Just who will be trusted with this RapidDNA technology? Well-trained specialists? Scientists with years of experience analyzing genetic data?
Nope. According to guidelines issued to police and other state and local law-enforcement officers, the status required for RapidDNA certification is called “minimally trained.” Here’s information on the lack of understanding allowed for officers handling DNA collected without a warrant: “The Department of Homeland Security (DHS) Science and Technology Directorate's (S&T) Resilient Systems Division is funding a Rapid DNA program … field operable by minimally trained users.”
How many people will resist the reliance on “minimally trained” police to properly collect, handle, store, and protect the DNA of people they and they alone deem “suspicious?”
Consider this terrifying tidbit culled from the New York Times story:
“There really are no actual rules written anywhere,” Detective Vandegrift said. He has been working to devise some, by consulting with a lab. After donning a pair of latex gloves, he opened an envelope, removed a cotton swab bearing cheek cells from the Bensalem driver, and placed it in a cartridge the size of a smartphone.
When the man was pulled over, the police found an outstanding warrant for retail theft. He was arrested and asked if he would consent to provide a DNA sample.
To collect DNA, police in Pennsylvania must obtain consent from people under arrest. Ninety percent of those asked say yes, said Fred Harran, director of public safety for the Bensalem police; it was Mr. Harran who encouraged the department to take the lead in DNA policing.
Asked why so many people would consent to give DNA, he said: “I have no idea. But criminals do stupid things.”

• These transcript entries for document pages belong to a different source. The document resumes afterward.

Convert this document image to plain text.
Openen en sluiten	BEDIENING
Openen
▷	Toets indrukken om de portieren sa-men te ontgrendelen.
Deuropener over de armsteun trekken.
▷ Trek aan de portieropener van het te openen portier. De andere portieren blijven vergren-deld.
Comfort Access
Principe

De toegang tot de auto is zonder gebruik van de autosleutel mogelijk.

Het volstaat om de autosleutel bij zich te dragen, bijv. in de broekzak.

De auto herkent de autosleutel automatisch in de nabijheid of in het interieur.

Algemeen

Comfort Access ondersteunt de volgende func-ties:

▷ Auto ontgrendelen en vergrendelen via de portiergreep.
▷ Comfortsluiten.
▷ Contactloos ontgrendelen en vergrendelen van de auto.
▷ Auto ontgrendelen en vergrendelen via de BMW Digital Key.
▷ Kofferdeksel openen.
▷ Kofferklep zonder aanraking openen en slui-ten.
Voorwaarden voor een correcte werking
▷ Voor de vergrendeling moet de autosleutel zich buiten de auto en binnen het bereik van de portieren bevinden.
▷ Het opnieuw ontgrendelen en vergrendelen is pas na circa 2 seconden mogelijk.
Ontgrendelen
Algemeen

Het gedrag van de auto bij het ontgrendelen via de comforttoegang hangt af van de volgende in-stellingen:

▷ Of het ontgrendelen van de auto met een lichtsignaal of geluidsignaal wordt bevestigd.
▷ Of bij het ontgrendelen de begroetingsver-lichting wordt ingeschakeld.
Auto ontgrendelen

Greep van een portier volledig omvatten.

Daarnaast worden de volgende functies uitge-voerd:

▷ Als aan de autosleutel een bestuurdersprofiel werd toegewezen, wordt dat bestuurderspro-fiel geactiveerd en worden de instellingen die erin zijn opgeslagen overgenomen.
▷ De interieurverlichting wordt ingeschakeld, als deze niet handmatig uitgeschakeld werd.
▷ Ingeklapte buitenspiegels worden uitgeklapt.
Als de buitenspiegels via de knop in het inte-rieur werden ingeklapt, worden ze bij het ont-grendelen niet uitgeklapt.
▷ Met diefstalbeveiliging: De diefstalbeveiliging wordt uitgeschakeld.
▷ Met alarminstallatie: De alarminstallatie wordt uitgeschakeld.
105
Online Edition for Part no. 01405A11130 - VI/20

There are multiple constitutional violations in that story, but I’d suggest you focus on the reason for which the motorist was stopped by the police, the percent of people whose DNA is collected by the police, and — and this is the part most obnoxious to liberty and the constitutional protections of it — the fact that the police called people whose genetic material was collected “criminals!”
Beyond the Minority Report angle to this story, there are the possible violations on the prohibition of the enactment of ex post facto law. Article I Section 9 is the source of this constitutional restriction on congressional power. The Constitution mandates that no “ex post facto Law shall be passed.”
Turned on its head, the government now insists that that section does not mean that if monitored behavior is legal when the record of it is made, then the person committing the act may not thereafter be subject to prosecution if the act is subsequently outlawed.
Alexander Hamilton warned against this type of mercurial legislating: “The creation of crimes after the commission of the fact, or, in other words, the subjecting of men to punishment for things which, when they were done, were breaches of no law, and the practice of arbitrary imprisonments, have been, in all ages, the favorite and most formidable instruments of tyranny.”
Finally, consider Ron Paul’s description of the DNA-collecting despotism and its threat to constitutionally protected liberty:
What “collecting it all” does mean is that our every electronic human interaction is stored indefinitely by the federal government for possible future use against us should we ever fall out of government favor by, for example, joining a pro-peace organization, joining a pro-gun organization, posting statements critical of government spying on our Facebook pages or elsewhere. This massive database will be used — and perhaps has already been used — to keep us in line.
If the DNA of people merely “deemed suspicious” is seized and stored by law enforcement — federal, state, and local — is anyone truly innocent until proven guilty, or are we simply on perpetual parole?